さがみはら南区 人物風土記
公開日:2026.06.25
上場企業の代表取締役でありながら、救急医として医療に従事する 唐橋一孝(かずなり)さん 緑区二本松在住 46歳
まちをつくり、命守る
○…総合不動産業を展開する株式会社サーティーフォー(緑区橋本)の舵取りをする一方、相模原協同病院(同橋本台)の救急科で診療にあたる。いずれも責任の重い役割。「週5で会社、週1で病院。病院勤務のみのときの方がきつかったので、今は楽」と笑う。会社は今年1月、創業者から引き継いだ。「常に新しいことに取り組む。だから会社も34年間続けてこられた。『挑戦』の理念はしっかりつないでいきたい」
○…横浜で生まれ相模原で育った。弟が2人おり、自身は「ぼんやり、おっとりタイプ」。中高時代は野球に打ち込み、野茂英雄に憧れた。医学部を卒業し、「スーパーハード」と言う聖路加国際病院に勤務。形成外科医としてさまざまな手術を経験。「今の自分の土台をつくってくれた」と振り返る。一方、来院する訪日外国人との言葉の壁に課題を感じ、病院を離れてオンライン医療相談の事業を立ち上げた。ただ、「地域医療に携わり続けたい」と、9年前から非常勤で勤務する。

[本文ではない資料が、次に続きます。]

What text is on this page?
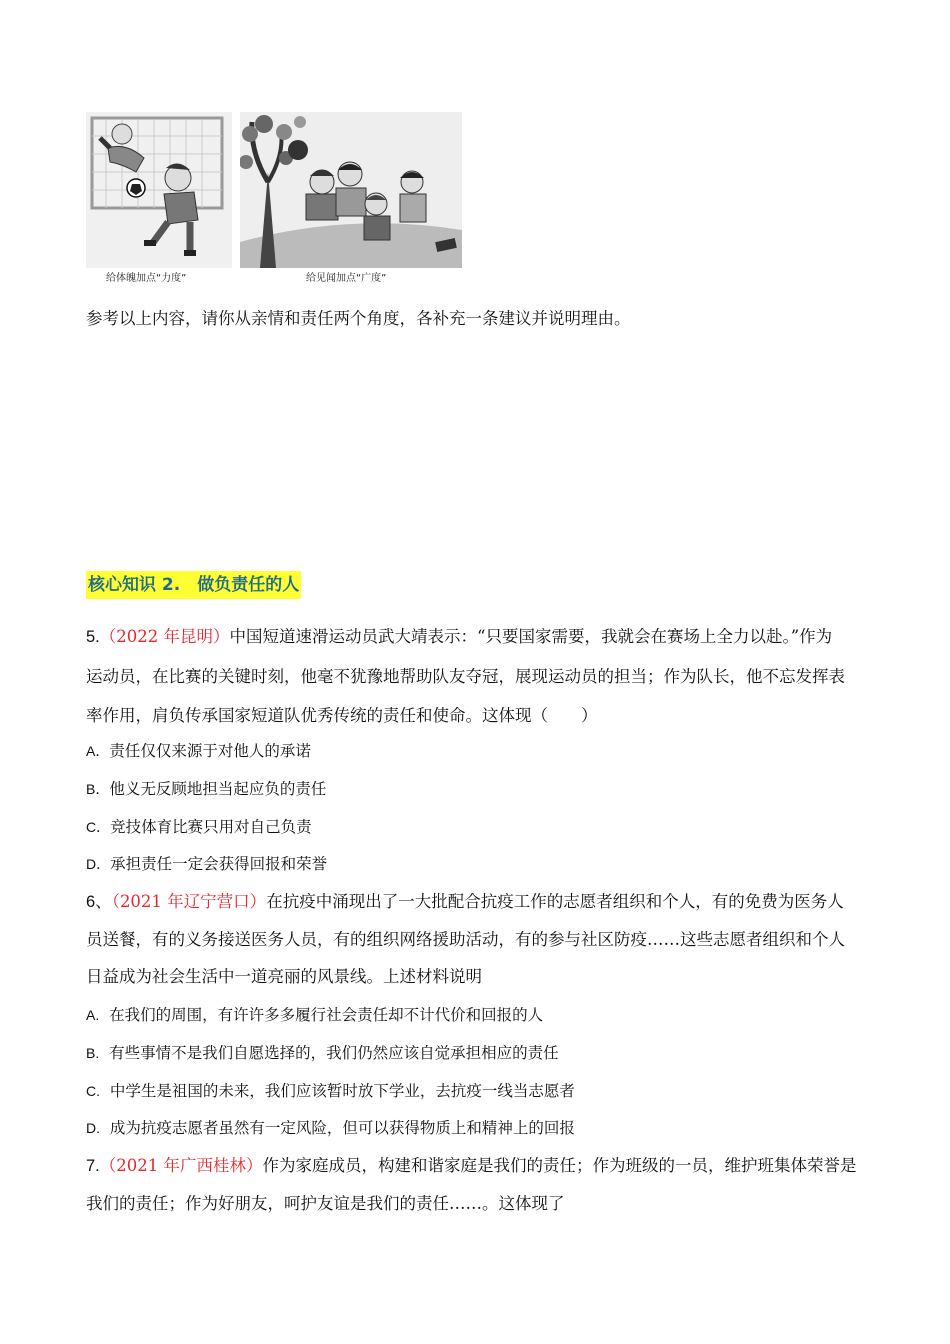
给体魄加点“力度”	给见闻加点“广度”
参考以上内容，请你从亲情和责任两个角度，各补充一条建议并说明理由。
核心知识 2.　做负责任的人
5.（2022 年昆明）中国短道速滑运动员武大靖表示：“只要国家需要，我就会在赛场上全力以赴。”作为
运动员，在比赛的关键时刻，他毫不犹豫地帮助队友夺冠，展现运动员的担当；作为队长，他不忘发挥表
率作用，肩负传承国家短道队优秀传统的责任和使命。这体现（　　）
A．责任仅仅来源于对他人的承诺
B．他义无反顾地担当起应负的责任
C．竞技体育比赛只用对自己负责
D．承担责任一定会获得回报和荣誉
6、（2021 年辽宁营口）在抗疫中涌现出了一大批配合抗疫工作的志愿者组织和个人，有的免费为医务人
员送餐，有的义务接送医务人员，有的组织网络援助活动，有的参与社区防疫……这些志愿者组织和个人
日益成为社会生活中一道亮丽的风景线。上述材料说明
A. 在我们的周围，有许许多多履行社会责任却不计代价和回报的人
B. 有些事情不是我们自愿选择的，我们仍然应该自觉承担相应的责任
C. 中学生是祖国的未来，我们应该暂时放下学业，去抗疫一线当志愿者
D. 成为抗疫志愿者虽然有一定风险，但可以获得物质上和精神上的回报
7.（2021 年广西桂林）作为家庭成员，构建和谐家庭是我们的责任；作为班级的一员，维护班集体荣誉是
我们的责任；作为好朋友，呵护友谊是我们的责任……。这体现了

○…趣味は釣りや旅行。仲間とワイン、焼酎を楽しむ時間も大好きだ。推しのアーティストは「X JAPAN」。YOSHIKIと握手をしたことは大切な思い出のひとつだ。
○…医師を志したきっかけは、小学生の頃にテレビで見た救急医の姿だった。ただ「23歳くらいまでふらふらしていた」。そのような中、ずっと父親から言われ続けていた「夢を持つことの大切さ」を改めて思い直した。相談すると「3浪までなら」と背中を押された。「一代でここまで会社を築いた父と、父を支えてきた母親には本当に感謝している」。建設、不動産業を通じてまちづくりに取り組む一方、今後は医療、介護事業への進出も構想する。